ABD'deki Johns Hopkins Üniversitesi'nden çalışmanın ortak yazarı Tom Nordheim "Miranda gibi küçük bir cismin içinde bir okyanus olduğuna dair kanıt bulmak son derece şaşırtıcı" diyerek ekliyor:
Uranüs'ün bazı uydularının gerçekten ilginç olabileceği hikayesini ilerletiyor... Güneş Sistemi'ndeki en uzak gezegenlerden birinin etrafında birkaç okyanus dünyası olabilir ki bu hem heyecan verici hem de tuhaf bir durum.
Araştırmacılar okyanusun, buzdan kabuğun en fazla 30 kilometre altında başladığını ve 100 kilometre derinliğinde olduğunu tahmin ediyor.
Bilim insanları bu varsayımsal okyanusun daha küçük de olsa hâlâ varlığını sürdürme ihtimali olduğunu da düşünüyor.
Miranda ve diğer uydular çok yüksek ihtimalle bir zamanlar yörüngesel rezonansa sahipti. Yani örneğin bir uydu Uranüs'ün etrafında bir tur atarken, bir diğeri aynı sürede iki tur tamamlıyordu.

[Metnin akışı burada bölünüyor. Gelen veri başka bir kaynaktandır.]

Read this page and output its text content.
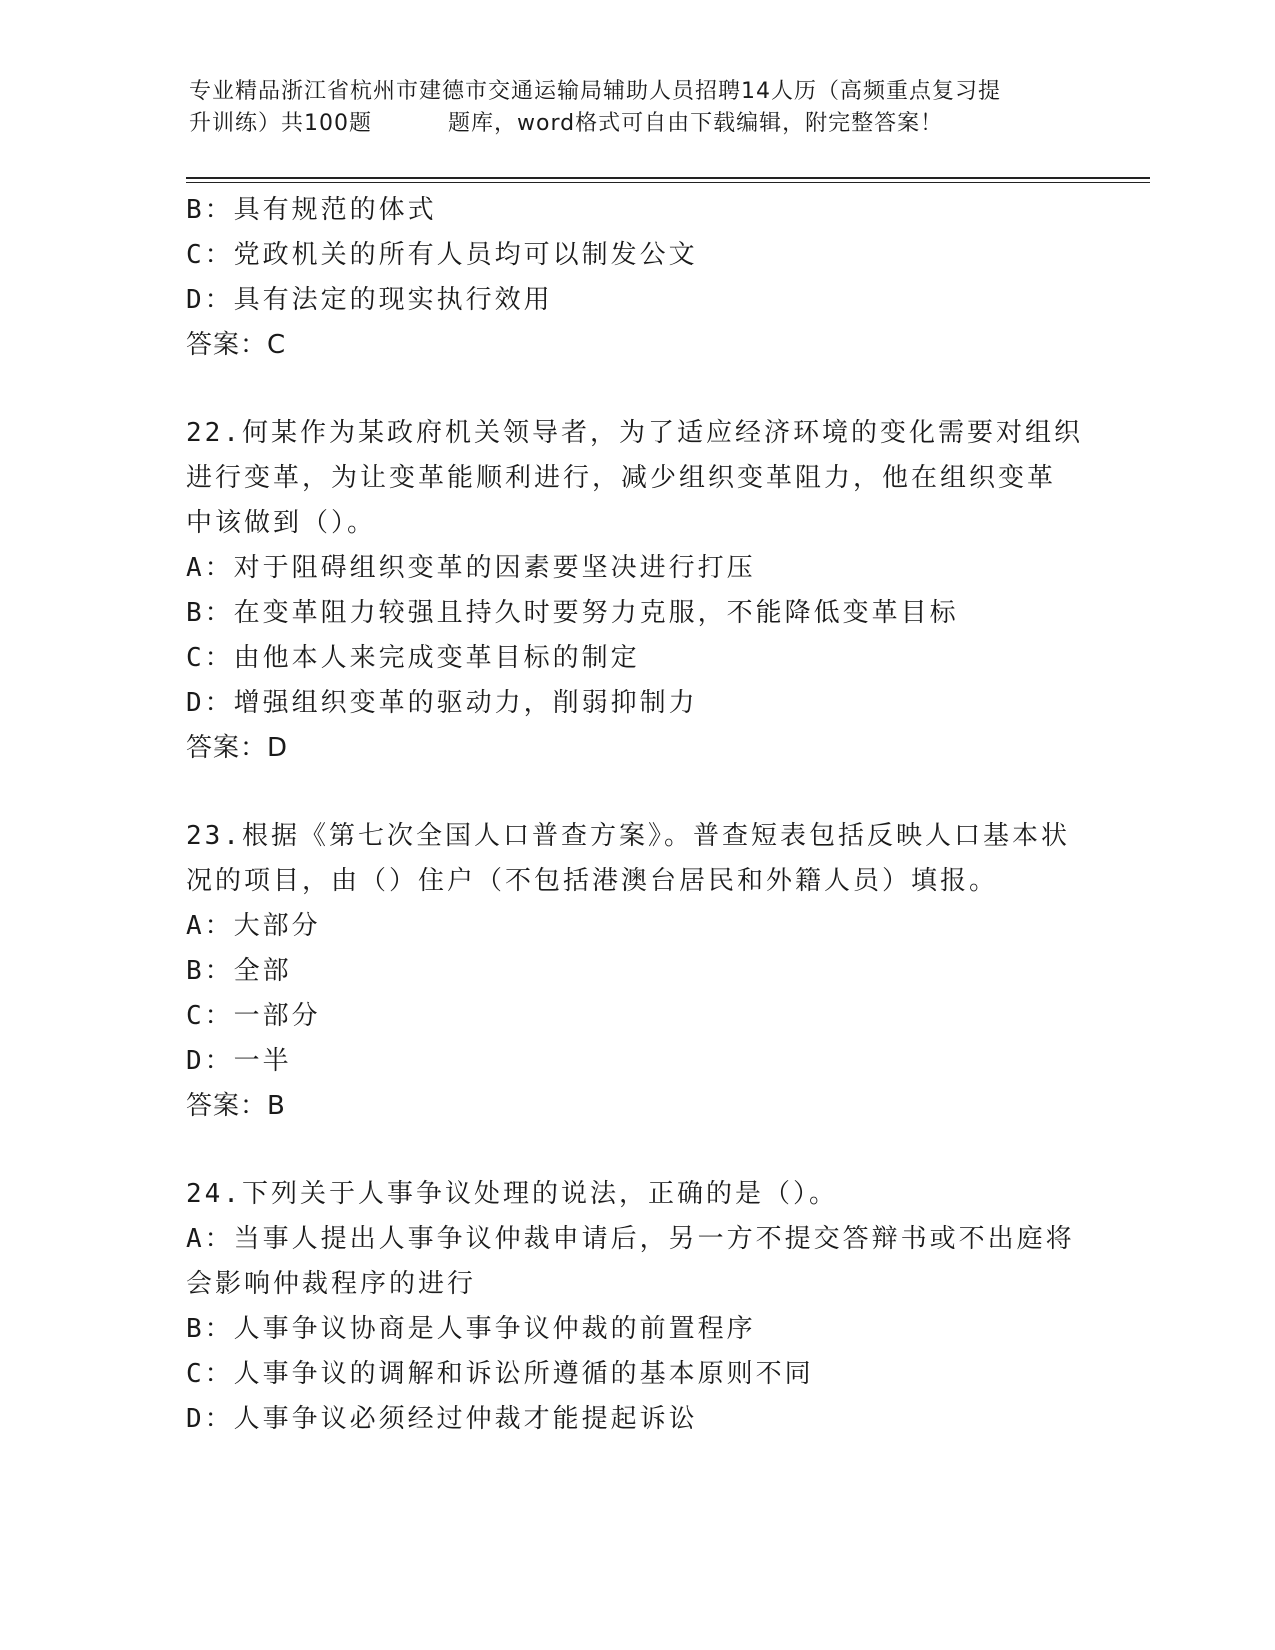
专业精品浙江省杭州市建德市交通运输局辅助人员招聘14人历（高频重点复习提
升训练）共100题	题库，word格式可自由下载编辑，附完整答案！

B：具有规范的体式

C：党政机关的所有人员均可以制发公文

D：具有法定的现实执行效用

答案：C

22.何某作为某政府机关领导者，为了适应经济环境的变化需要对组织

进行变革，为让变革能顺利进行，减少组织变革阻力，他在组织变革

中该做到（）。

A：对于阻碍组织变革的因素要坚决进行打压

B：在变革阻力较强且持久时要努力克服，不能降低变革目标

C：由他本人来完成变革目标的制定

D：增强组织变革的驱动力，削弱抑制力

答案：D

23.根据《第七次全国人口普查方案》。普查短表包括反映人口基本状

况的项目，由（）住户（不包括港澳台居民和外籍人员）填报。

A：大部分

B：全部

C：一部分

D：一半

答案：B

24.下列关于人事争议处理的说法，正确的是（）。

A：当事人提出人事争议仲裁申请后，另一方不提交答辩书或不出庭将

会影响仲裁程序的进行

B：人事争议协商是人事争议仲裁的前置程序

C：人事争议的调解和诉讼所遵循的基本原则不同

D：人事争议必须经过仲裁才能提起诉讼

Bu durum kütleçekimsel kuvvetin etkisini artıracağı için uydunun içini ısıtarak sıvı suyu meydana getirmiş olabilir.
Uydular arasında artık böyle bir senkronizasyon olmadığı için cisimlerin iç kısmı donup katılaşıyor. Ancak Miranda'nın yüzeyindeki işaretler, uydunun iç kısmının tamamen donmadığı izlenimi verdiği için yüzeyin alında hâlâ sıvı su olabilir.
Makalenin başyazarı Caleb Strom "Güneş Sistemi'ndeki en uzak uydulardan birinin içinde bir okyanus olduğu düşüncesi olağanüstü bir şey" diyor.
Miranda'da bugün veya bir zamanlar su okyanusu olduğunun kanıtlanması, evrendeki yaşam arayışında büyük bir adım anlamına gelecektir.
Halihazırda Jüpiter'in uydusu Europa ve Satürn'ün uydusu Enceladus, yüzeyin altında büyük bir su kütlesine ve belki de mikrobiyal yaşama ev sahipliği yapma potansiyeli en yüksek gökcisimleri.
NASA, 14 Ekim'de fırlattığı Europa Clipper aracıyla bu ihtimali inceleme yolunda önemli bir adım atarken Avrupa Uzay Ajansı da gelecek yıllarda Enceladus'a bir araç göndermeyi planlıyor.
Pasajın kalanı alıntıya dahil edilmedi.